Sunday, November 28, 2010

What I Want for Christmas...

So the Holiday Season is here. I loved my long Thanksgiving weekend, but am not sure I'm ready for the madness that accompanies the next few weeks. 

I was completely content before this weekend... don't really have any needs or wants at all. But being bombarded by all of the Black Friday ads and watching people out shopping and seeing on facebook all of the "good deals" my friends got - well, it's hard not to get swept up in the frenzy.

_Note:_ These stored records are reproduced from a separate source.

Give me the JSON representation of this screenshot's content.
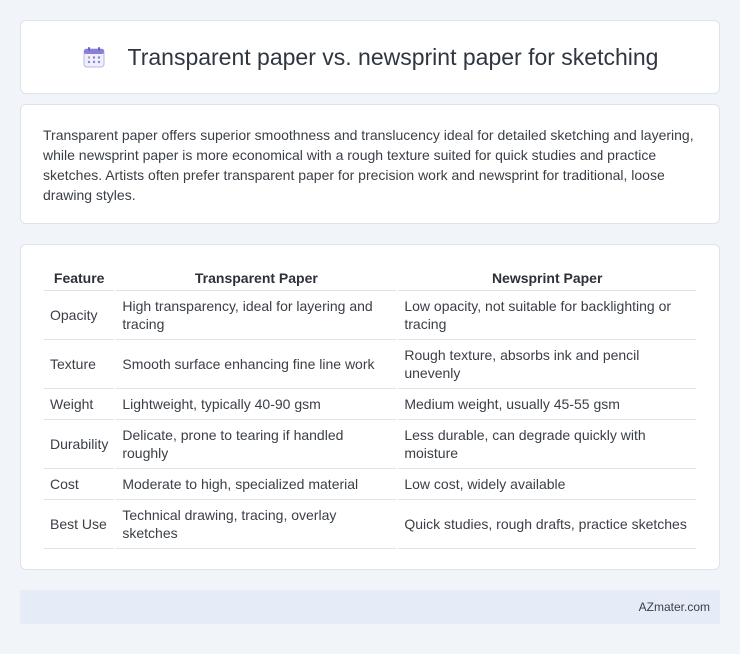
{
  "header": {
    "title": "Transparent paper vs. newsprint paper for sketching",
    "icon": "calendar-icon"
  },
  "summary": {
    "text": "Transparent paper offers superior smoothness and translucency ideal for detailed sketching and layering, while newsprint paper is more economical with a rough texture suited for quick studies and practice sketches. Artists often prefer transparent paper for precision work and newsprint for traditional, loose drawing styles."
  },
  "table": {
    "headers": [
      "Feature",
      "Transparent Paper",
      "Newsprint Paper"
    ],
    "rows": [
      [
        "Opacity",
        "High transparency, ideal for layering and tracing",
        "Low opacity, not suitable for backlighting or tracing"
      ],
      [
        "Texture",
        "Smooth surface enhancing fine line work",
        "Rough texture, absorbs ink and pencil unevenly"
      ],
      [
        "Weight",
        "Lightweight, typically 40-90 gsm",
        "Medium weight, usually 45-55 gsm"
      ],
      [
        "Durability",
        "Delicate, prone to tearing if handled roughly",
        "Less durable, can degrade quickly with moisture"
      ],
      [
        "Cost",
        "Moderate to high, specialized material",
        "Low cost, widely available"
      ],
      [
        "Best Use",
        "Technical drawing, tracing, overlay sketches",
        "Quick studies, rough drafts, practice sketches"
      ]
    ]
  },
  "footer": {
    "brand": "AZmater.com"
  },
  "colors": {
    "background": "#f1f4f9",
    "card": "#ffffff",
    "footer": "#e6ecf7",
    "icon_accent": "#8a7fd8"
  }
}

We did venture out on Friday - enjoyed dinner out with the boys and got to hear all about their recent trip to Rome. We laughed together and it was one of the best times I've had in a long time!  It runs a close second to my most favorite place on the planet: Barnes & Noble! They left me there and went to research a vehicle purchase that is looming on our horizon. I selected a stack of books and settled in to peruse them, peering up now and then to observe the shoppers coming and going.  What I noticed mainly was the new outfits so many seemed to be wearing - it seems that half the store was decked out in their Black Friday purchases. One teenage girl even had the sticky strip still running down the leg of her new skinny jeans! She paraded around while I battled the dilema of "do I tell her, or do I let someone else tell her?" Just as I decided to get up and tap her on the shoulder, another gal-pal joined her and they turned the corner off into the self-help section in a giggling frenzy. (Teenagers looking for self-help books? Goodness-gracious!) 

I digress.

My point is that I'm trying not to be swept into the consumerism this season. Yes, there are some things I want - (new cup towels, W's new book, and a maid to come every 4 weeks) - but here's the deal. There's nothing wrong with the old cup towels I have now. And W's new book will be in the Library soon. And the maid? Well, if I really wanted the kitchen floor mopped, I'd do it myself.

The Advent Season is upon us, and I'm challenging myself to focus more upon doing for others this Season than for myself.  (http://www.adventconspiracy.org/) . It seems that I'm always suprised when I do something for others - without a doubt, the feeling that comes from it is almost addictive! I'm not kidding about this - there is a deep joy that is better than any cup towel, new book or maid that I could ever pay for.

Case in point: on Thanksgiving morning, Rick and I participated in a project spearheaded by a friend of ours. Sharon cooked a homemade Thanksgiving dinner in her own kitchen for almost 200 people. Volunteers boxed the plates up and delivered to those on the Meals on Wheels lists for the Lake area and Athens. (They received frozen dinners earlier in the week to get them through the holiday weekend, so these were a wonderful gift.) 

Rick and I had about 12 meals on our list to deliver. It was raining. And cold. But the food was hot, and what we encountered along the way warmed us up. This little old couple - first on the list - live way out in the country. The house was obviously the same one they had lived in for years upon years. Rick quickly noticed and began commenting on the little things that the man had done over the years. The tools hanging in his garage told a story of his handiwork. The crepe myrtles, now overgrown and untrimmed, stood stoicly in place on either side of the driveway - obvious to Rick's eyes that the location had been carefully selected a loooong time ago and planted with care. The car parked in the garage, collecting dust, hadn't been driven lately and I found myself wondering if there had been a battle when the kids took away the keys. Or were there any kids? Why were they here alone on Thanksgiving morning and not with their family? There was a story to be told, and I wish we could have taken the time to hear it.

The tiny shrunken woman sat in her housecoat in the recliner, oxygen tubes snaking up her side. The tv blared in front of her, but her full attention was on me. I walked over to her and gently grasped her hand, hoping I wouldn't hurt her paper-thin skin. The grip she returned suprised me. As I looked into her face, I felt everything around me fade away. The blaring tv receeded into the background. Rick had disappeared into the kitchen with the old man and it was just me and Mrs. R.

We held gaze for a few seconds as she thanked me and wished all of God's blessings on me. I felt like in that single moment... I knew her, and she knew me. We were linked briefly, complete strangers, crossing a bridge together, looking down into the valley of years gone by, and then looking up into the distant unknown stretching before us.

I let go before she did, and retreated back towards the door. Duty called, and we had hot meals getting cooler by the minute in the backseat. She again called out God's blessings for us and Rick wrapped up his moments with her husband.

We walked down the hall, let ourselves out the garage door and dodged the raindrops that were beginning to fall. Silence fell  as we sat in the car looking at each other, quietly assessing our emotions. Rick put it in gear and we drove down the drive as those two ancient crepe myrtles watched us slowly fade away. 

I told a friend yesterday that I feel like I saw the face of God in that little old lady's eyes. My friend said "maybe you did."

And the JOY  that I felt from serving that little old couple puts to shame any joy that I could feel over a new outfit, a book on my list, or even a maid. And the things that last in this world aren't things we can buy for our friends or family. It's fun to give gifts, and I'm not knocking that at all. 

I'm just saying that the things that last, that really matter, that make us who we are...

Those are the things I want for Christmas.